Note: some IRA custodians are willing to make a distribution of stock or mutual fund shares to you, so that ownership of the 100 shares of GE, say, that you hold within your IRA is transferred to you in your personal (non-IRA) brokerage account. But, as far as the IRS is concerned, your IRA custodian sold the stock as the closing price on the day of the distribution, gave you the cash, and you promptly bought the 100 shares (at the closing price) in your personal brokerage account with the cash that you received from the IRA. It is just that your custodian saved the transaction fees involved in selling 100 shares of GE stock inside the IRA and you saved the transaction fee for buying 100 shares of GE stock in your personal brokerage account. Your basis in the 100 shares of GE stock is the "cash_ that you imputedly received as a distribution from the IRA, so that when you sell the shares at some future time, your capital gains (or losses) will be with respect to this basis. The capital gains that occurred within the IRA when the shares were imputedly sold by your IRA custodian remain within the IRA, and you don't get to pay taxes on that at capital gains rates.

That being said, I would like to add to what NathanL told you in his answer. Your mother passed away in 2011 and you are now 60 years old (so 54 or 55 in 2011?). It is likely that your mother was over 70.5 years old when she passed away, and so she likely had started taking Required Minimum Distributions from her IRA before her death. So,

You should have been taking RMDs from the Inherited IRA starting with Year 2012. (The RMD for 2011, if not taken already by your mother before she passed away, should have been taken by her estate, and distributed to her heirs in accordance with her will, or, if she died intestate, in accordance with state law and/or probate court directives). There would not have been any 10% penalty tax due on the RMDs taken by you on the grounds that you were not 59.5 years old as yet; that rule applies to owners (your mom in this case) and not to beneficiaries (you in this case).

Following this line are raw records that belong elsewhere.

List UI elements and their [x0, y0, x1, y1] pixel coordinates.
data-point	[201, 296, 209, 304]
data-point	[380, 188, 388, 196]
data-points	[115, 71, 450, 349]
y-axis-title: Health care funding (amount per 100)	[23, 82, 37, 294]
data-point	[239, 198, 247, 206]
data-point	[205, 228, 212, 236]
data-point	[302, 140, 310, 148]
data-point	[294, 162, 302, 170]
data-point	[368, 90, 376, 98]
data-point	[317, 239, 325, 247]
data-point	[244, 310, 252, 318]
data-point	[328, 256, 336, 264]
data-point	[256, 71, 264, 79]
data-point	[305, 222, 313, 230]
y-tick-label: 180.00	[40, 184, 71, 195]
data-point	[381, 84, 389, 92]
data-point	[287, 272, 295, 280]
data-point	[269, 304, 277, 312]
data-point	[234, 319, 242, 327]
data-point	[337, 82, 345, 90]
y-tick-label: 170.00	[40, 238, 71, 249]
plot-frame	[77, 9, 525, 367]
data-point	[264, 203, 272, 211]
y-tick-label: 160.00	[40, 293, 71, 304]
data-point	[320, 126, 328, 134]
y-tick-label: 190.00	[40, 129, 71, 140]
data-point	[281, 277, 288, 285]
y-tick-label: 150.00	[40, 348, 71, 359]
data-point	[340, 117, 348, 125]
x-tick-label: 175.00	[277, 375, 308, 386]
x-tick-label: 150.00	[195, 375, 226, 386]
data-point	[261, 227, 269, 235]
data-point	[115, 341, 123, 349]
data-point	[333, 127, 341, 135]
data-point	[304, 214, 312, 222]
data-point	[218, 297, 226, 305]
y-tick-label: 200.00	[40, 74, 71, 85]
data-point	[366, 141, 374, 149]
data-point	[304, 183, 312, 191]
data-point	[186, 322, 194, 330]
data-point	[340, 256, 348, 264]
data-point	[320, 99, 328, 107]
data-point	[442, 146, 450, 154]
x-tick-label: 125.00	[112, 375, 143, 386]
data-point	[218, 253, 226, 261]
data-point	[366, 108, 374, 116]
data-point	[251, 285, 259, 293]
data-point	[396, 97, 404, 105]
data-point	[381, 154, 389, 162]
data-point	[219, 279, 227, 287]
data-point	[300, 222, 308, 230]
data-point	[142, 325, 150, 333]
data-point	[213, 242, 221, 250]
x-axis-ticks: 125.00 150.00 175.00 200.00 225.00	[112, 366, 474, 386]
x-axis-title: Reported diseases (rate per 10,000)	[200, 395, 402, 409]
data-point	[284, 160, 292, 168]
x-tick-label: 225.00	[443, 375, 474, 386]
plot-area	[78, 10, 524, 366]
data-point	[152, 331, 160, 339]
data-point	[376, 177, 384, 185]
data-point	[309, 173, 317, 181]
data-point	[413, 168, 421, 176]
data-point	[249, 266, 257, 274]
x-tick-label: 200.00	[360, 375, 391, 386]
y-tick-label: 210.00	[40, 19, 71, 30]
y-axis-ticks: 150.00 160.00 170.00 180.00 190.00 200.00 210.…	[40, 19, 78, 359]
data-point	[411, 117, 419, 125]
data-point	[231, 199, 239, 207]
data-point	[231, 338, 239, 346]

So, have you taken the RMDs for 2012-2016? Or were you waiting to turn 59.5 before taking distributions in the mistaken belief that you would have to pay a 10% penalty for early wthdrawal? The penalty for not taking a RMD is 50% of the amount not distributed; yes, 50%. If you didn't take RMDs from the Inherited IRA for years 2012-2016, I recommend that you consult a CPA with expertise in tax law. Ask the CPA if he/she is an Enrolled Agent with the IRS: Enrolled Agents have to pass an exam administered by the IRS to show that they really understand tax law and are not just blowing smoke, and can represent you in front of the IRS in cases of audit etc,

  • I've been taking the RMD's for a few years now, Vanguard Funds recommended amount.
    – Doug Null
    Jan 14, 2017 at 21:41
  • Well, if you have been taking RMDs from the Inherited IRA, then you already must have discovered that what happens within the IRA does not affect taxation of the distribution which is treated as cash regardless of what was done to generate that amount. Jan 14, 2017 at 21:59

You've been taking the RMDs. Each year the RMD is calculated by taking the prior 12/31 balance and dividing by the divisor, calculated when you inherited, and dropping by 1 each year. Some great trades and your account balance goes up. That's great, but of course it sends the next RMD higher.

I'd understand how marginal rates work and use the withdrawal to "top off" your current bracket. This will help slow the growth and runaway RMD increases.